= WhiteDate =

White supremacist online dating website

WhiteDate is a white supremacist online dating website. It launched in 2017, and was temporarily shut down in December 2025 by pseudonymous hacker Martha Root, who also breached the site's data.

== History ==
WhiteDate was created in 2017. It was co-founded by Christiane Horn, a German woman from Schleswig-Holstein who operates under the pseudonym "Liv Heide". In 2019, she wrote in the white supremacist publication American Renaissance that she wanted to encourage "woke white people" to "look at humans as animal breeders look at animals."

In 2018, WhiteDate ran an advertisement on Reddit encouraging white women to join the website. A Reddit spokeswoman said the ad had slipped past human reviewers and was taken down the next day. As of April 2018, WhiteDate had a Reddit account, but it stated it had been banned from advertising on Reddit.

In December 2025, pseudonymous hacker Martha Root shut down WhiteDate, together with its affiliated websites WhiteChild (a service for connecting white supremacist sperm and egg donors) and WhiteDeal (a whites-only freelancing website), during the Chaos Communication Congress in Hamburg, Germany.

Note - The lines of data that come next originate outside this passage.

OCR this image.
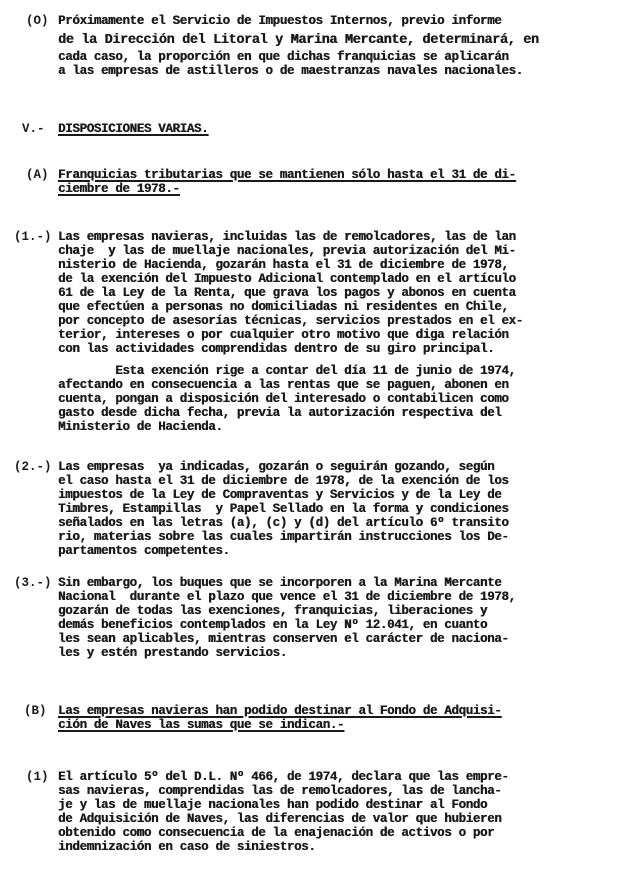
(O) Próximamente el Servicio de Impuestos Internos, previo informe
de la Dirección del Litoral y Marina Mercante, determinará, en
cada caso, la proporción en que dichas franquicias se aplicarán
a las empresas de astilleros o de maestranzas navales nacionales.
V.- DISPOSICIONES VARIAS.
(A) Franquicias tributarias que se mantienen sólo hasta el 31 de di-
ciembre de 1978.-
(1.-) Las empresas navieras, incluidas las de remolcadores, las de lan
chaje  y las de muellaje nacionales, previa autorización del Mi-
nisterio de Hacienda, gozarán hasta el 31 de diciembre de 1978,
de la exención del Impuesto Adicional contemplado en el artículo
61 de la Ley de la Renta, que grava los pagos y abonos en cuenta
que efectúen a personas no domiciliadas ni residentes en Chile,
por concepto de asesorías técnicas, servicios prestados en el ex-
terior, intereses o por cualquier otro motivo que diga relación
con las actividades comprendidas dentro de su giro principal.
Esta exención rige a contar del día 11 de junio de 1974,
afectando en consecuencia a las rentas que se paguen, abonen en
cuenta, pongan a disposición del interesado o contabilicen como
gasto desde dicha fecha, previa la autorización respectiva del
Ministerio de Hacienda.
(2.-) Las empresas  ya indicadas, gozarán o seguirán gozando, según
el caso hasta el 31 de diciembre de 1978, de la exención de los
impuestos de la Ley de Compraventas y Servicios y de la Ley de
Timbres, Estampillas  y Papel Sellado en la forma y condiciones
señalados en las letras (a), (c) y (d) del artículo 6º transito
rio, materias sobre las cuales impartirán instrucciones los De-
partamentos competentes.
(3.-) Sin embargo, los buques que se incorporen a la Marina Mercante
Nacional  durante el plazo que vence el 31 de diciembre de 1978,
gozarán de todas las exenciones, franquicias, liberaciones y
demás beneficios contemplados en la Ley Nº 12.041, en cuanto
les sean aplicables, mientras conserven el carácter de naciona-
les y estén prestando servicios.
(B) Las empresas navieras han podido destinar al Fondo de Adquisi-
ción de Naves las sumas que se indican.-
(1) El artículo 5º del D.L. Nº 466, de 1974, declara que las empre-
sas navieras, comprendidas las de remolcadores, las de lancha-
je y las de muellaje nacionales han podido destinar al Fondo
de Adquisición de Naves, las diferencias de valor que hubieren
obtenido como consecuencia de la enajenación de activos o por
indemnización en caso de siniestros.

Root also breached the website's user database and published its user profiles online. Root uploaded user profiles that had timestamps and GPS coordinates on a website named okstupid.lol. Prior to shutting down the website, Root used an AI chatbot to obtain as much information as possible from WhiteDate's users.

WhiteDate's administrator said on X in response to the hack, "They publicly delete all my websites while the audience rejoices. This is cyberterrorism." Security consultant Troy Hunt added the leaked dataset from the website to the Have I Been Pwned? database.

== Users ==
Die Zeit journalist Eva Hoffmann has characterised WhiteDate as "Tinder for Nazis". As of December 2025, the website had over 6,500 users, 86% of whom were men. Root said the website's userbase "makes the Smurf village look like a feminist utopia", and that WhiteDate creator Christiane Horn is "trying to build a full-blown fascist white supremacy network disguised as a dating app. She doesn't want journalists snooping around. She warns her users about feds and anti-white infiltrators."

=== Germany ===
Die Zeit reported in October 2025 that the website's German user base included members of the German far-right party Alternative for Germany, anti-abortion activists and neo-Nazis.

===United Kingdom===
In January 2026, The Observer reported that the site's users included a former member of the British National Party, members of the neo-Nazi group Patriotic Alternative and a man who ran for office in the Britain First party. Gavin Beales, a Reform UK councillor from Northamptonshire, was also found on the site's user list. Glastonbury councillor Lillith Osborn was suspended from the Conservative Party after she was found in the website's user list.

===United States and Canada===
In February 2026, Texas-based news website The Barbed Wire reported that it had identified around 300 WhiteDate users in Texas. That March, CBC News reported that it had matched 200 WhiteDate accounts from the leaked data to real people in Canada, including three members of the Canadian Armed Forces.